Diplomatic efforts to ease Yemeni President Ali Abdullah Saleh from power and end months of protests have made some headway, an opposition official said on Sunday, with differences narrowed down to who controls the army during a transitional period.
Progress toward a deal came a day after hundreds of troops from the Republican Guards, an elite force led by Saleh’s son, Ahmed, defected to join protesters camping out in central Sana’a since February to demand an end to the leader’s 33-year rule.
An opposition leader said talks with government representatives, mediated by UN envoy Jamal Benomar, moved closer to an agreement on a Gulf Arab plan to remove Saleh from power. It would transfer power to his deputy, Abd-Rabbu Mansour Hadi, before an early presidential election.
Photo: AFP/Yemeni Presidency
“There is progress in the negotiations,” said the leader in an opposition coalition, who declined to be identified. “The differences now focus on the president’s military authorities. The opposition wants these powers to be transferred to a committee that will be responsible for the armed forces until a new president is elected.”
Saleh would retain his title during the interim period, but Hadi would take over his powers, the opposition figure said. Yemen’s opposition say Saleh wants overall control of the army, while they want the power to sack commanders who disobey orders.
The army is a key source of power in a society with few other national institutions.
Saleh, who has three times backed away from signing the accord, told elite Republican Guard soldiers he visited on Saturday that he was considering stepping down.
“We in the presidency of the state are willing to sacrifice for the nation, but you will stay, you are present ... you are the authority of power,” according to state Saba news agency.
Yemeni Deputy Information Minister Abdu al-Janadi also said on Sunday an agreement was near and that it could be signed in Riyadh as early as today, Saba said.
Saleh’s General People’s Congress party said on Saturday an agreement could be finalized within two days and signed in Riyadh.
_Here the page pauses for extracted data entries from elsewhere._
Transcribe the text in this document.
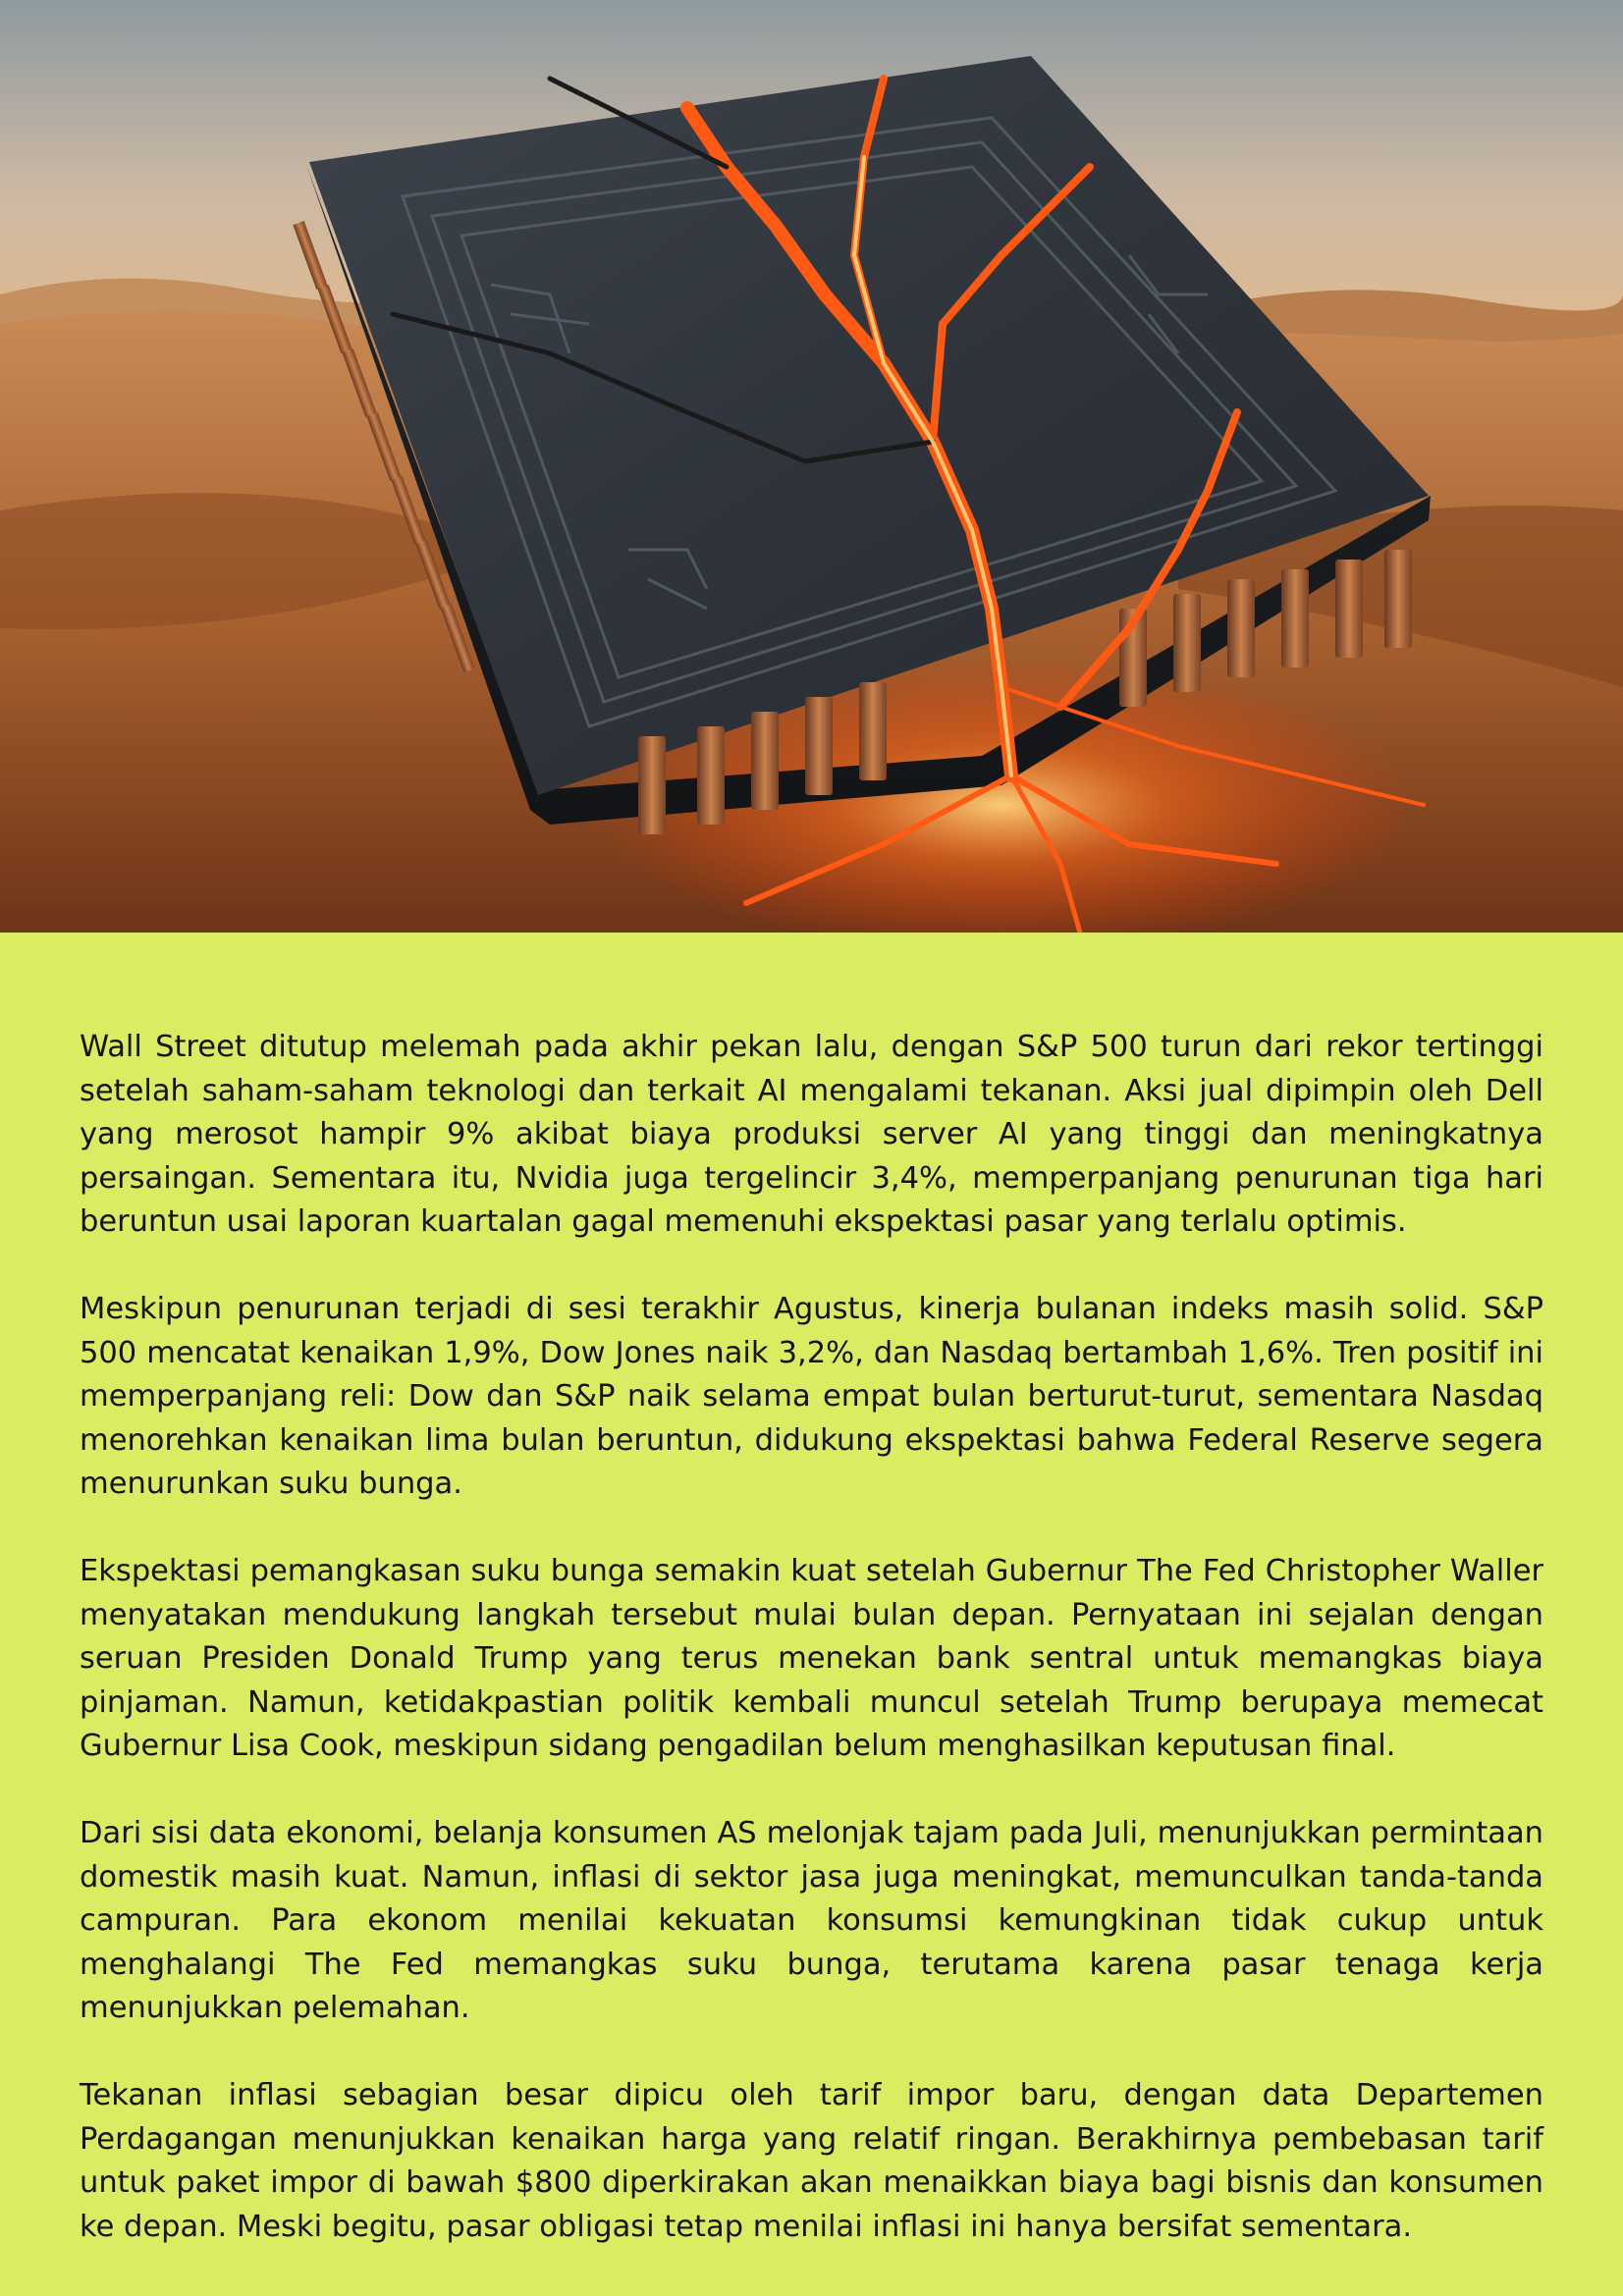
Wall Street ditutup melemah pada akhir pekan lalu, dengan S&P 500 turun dari rekor tertinggi setelah saham-saham teknologi dan terkait AI mengalami tekanan. Aksi jual dipimpin oleh Dell yang merosot hampir 9% akibat biaya produksi server AI yang tinggi dan meningkatnya persaingan. Sementara itu, Nvidia juga tergelincir 3,4%, memperpanjang penurunan tiga hari beruntun usai laporan kuartalan gagal memenuhi ekspektasi pasar yang terlalu optimis.

Meskipun penurunan terjadi di sesi terakhir Agustus, kinerja bulanan indeks masih solid. S&P 500 mencatat kenaikan 1,9%, Dow Jones naik 3,2%, dan Nasdaq bertambah 1,6%. Tren positif ini memperpanjang reli: Dow dan S&P naik selama empat bulan berturut-turut, sementara Nasdaq menorehkan kenaikan lima bulan beruntun, didukung ekspektasi bahwa Federal Reserve segera menurunkan suku bunga.

Ekspektasi pemangkasan suku bunga semakin kuat setelah Gubernur The Fed Christopher Waller menyatakan mendukung langkah tersebut mulai bulan depan. Pernyataan ini sejalan dengan seruan Presiden Donald Trump yang terus menekan bank sentral untuk memangkas biaya pinjaman. Namun, ketidakpastian politik kembali muncul setelah Trump berupaya memecat Gubernur Lisa Cook, meskipun sidang pengadilan belum menghasilkan keputusan final.

Dari sisi data ekonomi, belanja konsumen AS melonjak tajam pada Juli, menunjukkan permintaan domestik masih kuat. Namun, inflasi di sektor jasa juga meningkat, memunculkan tanda-tanda campuran. Para ekonom menilai kekuatan konsumsi kemungkinan tidak cukup untuk menghalangi The Fed memangkas suku bunga, terutama karena pasar tenaga kerja menunjukkan pelemahan.

Tekanan inflasi sebagian besar dipicu oleh tarif impor baru, dengan data Departemen Perdagangan menunjukkan kenaikan harga yang relatif ringan. Berakhirnya pembebasan tarif untuk paket impor di bawah $800 diperkirakan akan menaikkan biaya bagi bisnis dan konsumen ke depan. Meski begitu, pasar obligasi tetap menilai inflasi ini hanya bersifat sementara.
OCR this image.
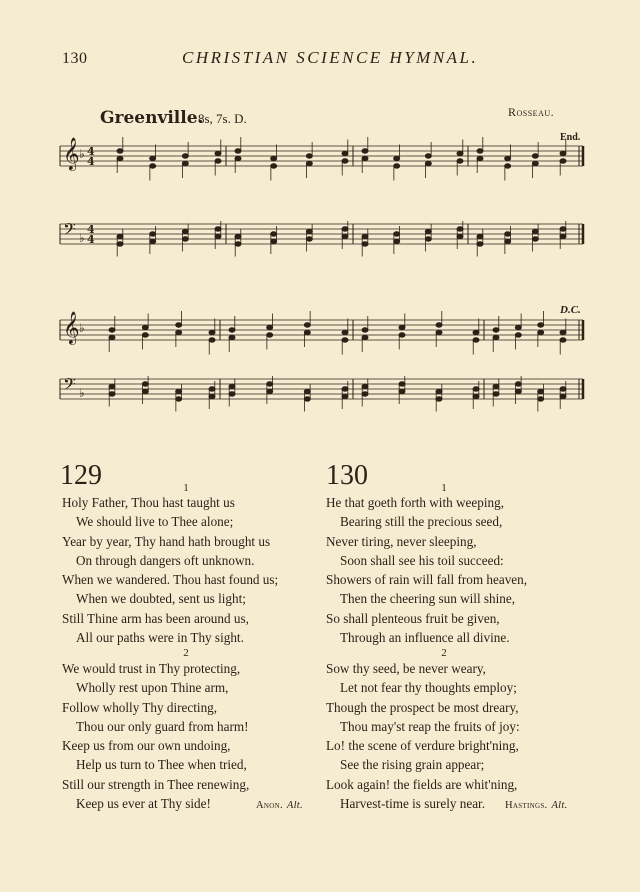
130	CHRISTIAN SCIENCE HYMNAL.
Greenville.
8s, 7s. D.	Rosseau.
𝄞 ♭ 4
4
𝄢 ♭
4
4
𝄞 ♭
𝄢 ♭
End.
D.C.
129	1
Holy Father, Thou hast taught us
We should live to Thee alone;
Year by year, Thy hand hath brought us
On through dangers oft unknown.
When we wandered. Thou hast found us;
When we doubted, sent us light;
Still Thine arm has been around us,
All our paths were in Thy sight.
2
We would trust in Thy protecting,
Wholly rest upon Thine arm,
Follow wholly Thy directing,
Thou our only guard from harm!
Keep us from our own undoing,
Help us turn to Thee when tried,
Still our strength in Thee renewing,
Keep us ever at Thy side!	Anon. Alt.
130	1
He that goeth forth with weeping,
Bearing still the precious seed,
Never tiring, never sleeping,
Soon shall see his toil succeed:
Showers of rain will fall from heaven,
Then the cheering sun will shine,
So shall plenteous fruit be given,
Through an influence all divine.
2
Sow thy seed, be never weary,
Let not fear thy thoughts employ;
Though the prospect be most dreary,
Thou may'st reap the fruits of joy:
Lo! the scene of verdure bright'ning,
See the rising grain appear;
Look again! the fields are whit'ning,
Harvest-time is surely near.	Hastings. Alt.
An opposition official subsequently dismissed prospects of an imminent deal.
Benomar, who arrived in Yemen last week to follow up on a UN Security Council resolution calling on Saleh to sign the Gulf initiative, delayed plans to leave before a deadline yesterday to report to the UN secretary-general.
Meanwhile, hundreds of Republican Guards have defected, saying they refuse to use force against protesters, activists said.
“We joined the revolution because we do not want to participate in the bloodshed and killings practiced by Saleh and his forces in [the southern city of] Taiz, Sana’a and in Arhab [north of Sana’a],” a force member told protesters on Saturday.
In continuing unrest, a colonel in the army was shot dead in Arhab, Saba reported, blaming the opposition for the attack.
In the southern port city of Mukalla, another army colonel was shot dead by gunmen on a motorcycle, a local official said.
It was the latest in a series of drive-by attacks on security or military officers in southern Yemen, which officials blame on militants believed to be linked to al-Qaeda.
Militants have seized swathes of territory in southern Yemen in the chaos created by 10 months of unrest and protests.
In Arhab, an opposition Web site reported that a child was killed on Sunday during shelling by government forces on the tribal area north of the capital.